Question: My boat is equipped with a water heater that has a brass or bronze pressure relief valve on it that looks just like the valve on the water heater at my house. Can I just pick one up at the local plumbing supply house, or is there something special about the one on my boat? I need to replace it because it has started to “spit” water occasionally.
Answer: Excellent question.
Land based heater relief valves are calibrated to 150 PSI. This is far in excess of the design parameters for the components used in a typical marine water system. Although the valves look identical, the unit for boats should be rated at no more than 75 PSI—much, much lower than the unit at your house. Unfortunately this fact has been lost on some of the water heater manufacturers that supply the boating industry. I’ve found more than a few that use a land based relief valve rated at twice as much pressure allowed for marine use.
Raritan makes these recommendations about their heaters for marine applications:
- If the valve is dripping, the rubber seal in the pressure relief valve may have failed with age. The Raritan replacement part # for the new valve is: WH3 and the price is about $26. All the major marine vendors like West Marine or Defender Industries have Raritan parts available.

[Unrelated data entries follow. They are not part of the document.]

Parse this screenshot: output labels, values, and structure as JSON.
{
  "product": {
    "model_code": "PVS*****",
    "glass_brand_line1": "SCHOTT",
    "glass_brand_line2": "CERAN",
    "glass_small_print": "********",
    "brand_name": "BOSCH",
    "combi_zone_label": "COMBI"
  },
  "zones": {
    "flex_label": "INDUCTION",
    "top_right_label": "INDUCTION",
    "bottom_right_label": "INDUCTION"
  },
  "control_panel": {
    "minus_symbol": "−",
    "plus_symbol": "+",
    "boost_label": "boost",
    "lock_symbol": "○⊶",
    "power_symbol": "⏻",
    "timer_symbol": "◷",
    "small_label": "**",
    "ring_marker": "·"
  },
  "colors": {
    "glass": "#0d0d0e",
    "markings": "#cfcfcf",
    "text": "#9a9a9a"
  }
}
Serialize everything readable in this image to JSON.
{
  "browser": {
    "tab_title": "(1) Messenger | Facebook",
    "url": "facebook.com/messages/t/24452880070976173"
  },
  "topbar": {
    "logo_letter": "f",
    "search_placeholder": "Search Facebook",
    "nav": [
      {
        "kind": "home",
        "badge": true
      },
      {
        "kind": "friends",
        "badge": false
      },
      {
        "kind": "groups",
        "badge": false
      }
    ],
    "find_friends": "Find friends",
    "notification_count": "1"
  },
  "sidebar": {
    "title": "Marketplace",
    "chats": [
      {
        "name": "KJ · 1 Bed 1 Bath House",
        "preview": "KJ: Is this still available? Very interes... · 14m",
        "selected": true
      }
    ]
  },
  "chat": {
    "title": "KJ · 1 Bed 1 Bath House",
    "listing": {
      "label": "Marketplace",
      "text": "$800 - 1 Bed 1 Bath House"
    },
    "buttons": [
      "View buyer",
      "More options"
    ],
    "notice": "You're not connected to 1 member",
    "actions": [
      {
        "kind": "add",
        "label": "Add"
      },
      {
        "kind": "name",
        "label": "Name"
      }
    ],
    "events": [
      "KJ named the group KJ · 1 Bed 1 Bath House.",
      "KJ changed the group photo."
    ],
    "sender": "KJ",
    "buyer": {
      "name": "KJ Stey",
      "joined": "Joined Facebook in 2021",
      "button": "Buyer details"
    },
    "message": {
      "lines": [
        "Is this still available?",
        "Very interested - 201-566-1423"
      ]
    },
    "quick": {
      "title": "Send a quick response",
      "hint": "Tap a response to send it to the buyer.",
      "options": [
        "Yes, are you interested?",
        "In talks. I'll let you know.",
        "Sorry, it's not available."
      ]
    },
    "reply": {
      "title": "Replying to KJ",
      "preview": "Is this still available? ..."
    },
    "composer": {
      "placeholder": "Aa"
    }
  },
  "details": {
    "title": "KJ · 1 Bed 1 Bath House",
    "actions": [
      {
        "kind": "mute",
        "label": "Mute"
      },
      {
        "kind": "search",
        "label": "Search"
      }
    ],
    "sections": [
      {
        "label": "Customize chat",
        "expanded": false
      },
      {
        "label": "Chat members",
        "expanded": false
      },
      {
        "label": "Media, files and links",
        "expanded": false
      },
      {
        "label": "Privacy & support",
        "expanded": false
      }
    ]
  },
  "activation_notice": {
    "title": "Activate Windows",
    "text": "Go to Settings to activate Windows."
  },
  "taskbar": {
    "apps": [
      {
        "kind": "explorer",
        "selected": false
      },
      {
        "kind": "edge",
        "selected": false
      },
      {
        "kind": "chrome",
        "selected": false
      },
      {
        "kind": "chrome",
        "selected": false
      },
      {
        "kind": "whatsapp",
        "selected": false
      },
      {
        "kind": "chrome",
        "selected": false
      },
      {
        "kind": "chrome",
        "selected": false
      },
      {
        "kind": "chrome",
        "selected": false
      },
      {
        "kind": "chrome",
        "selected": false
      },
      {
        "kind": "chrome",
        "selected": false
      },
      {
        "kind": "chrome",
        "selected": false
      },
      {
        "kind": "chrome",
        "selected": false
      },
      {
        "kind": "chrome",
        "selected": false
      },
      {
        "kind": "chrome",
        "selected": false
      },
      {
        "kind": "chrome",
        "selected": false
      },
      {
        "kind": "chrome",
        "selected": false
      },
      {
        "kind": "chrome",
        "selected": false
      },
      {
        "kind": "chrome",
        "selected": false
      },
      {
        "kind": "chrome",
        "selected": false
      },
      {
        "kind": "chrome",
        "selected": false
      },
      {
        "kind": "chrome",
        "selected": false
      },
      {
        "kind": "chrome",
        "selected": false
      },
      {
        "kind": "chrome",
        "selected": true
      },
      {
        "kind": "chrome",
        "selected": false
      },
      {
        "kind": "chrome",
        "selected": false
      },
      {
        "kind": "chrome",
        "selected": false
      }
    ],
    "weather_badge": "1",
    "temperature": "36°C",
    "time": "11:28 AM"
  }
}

- The pressure relief valves used in Raritan water heaters are set for 75 PSI or 210° F. If water temperature or pressure inside the tank exceeds these limits, the valve will unseat.
If engine coolant is used in a Raritan water heater with a heat exchanger, some of the engine coolant may have to be diverted via a bypass valve to insure that the water in the tank does not exceed the limits of the pressure relief valve.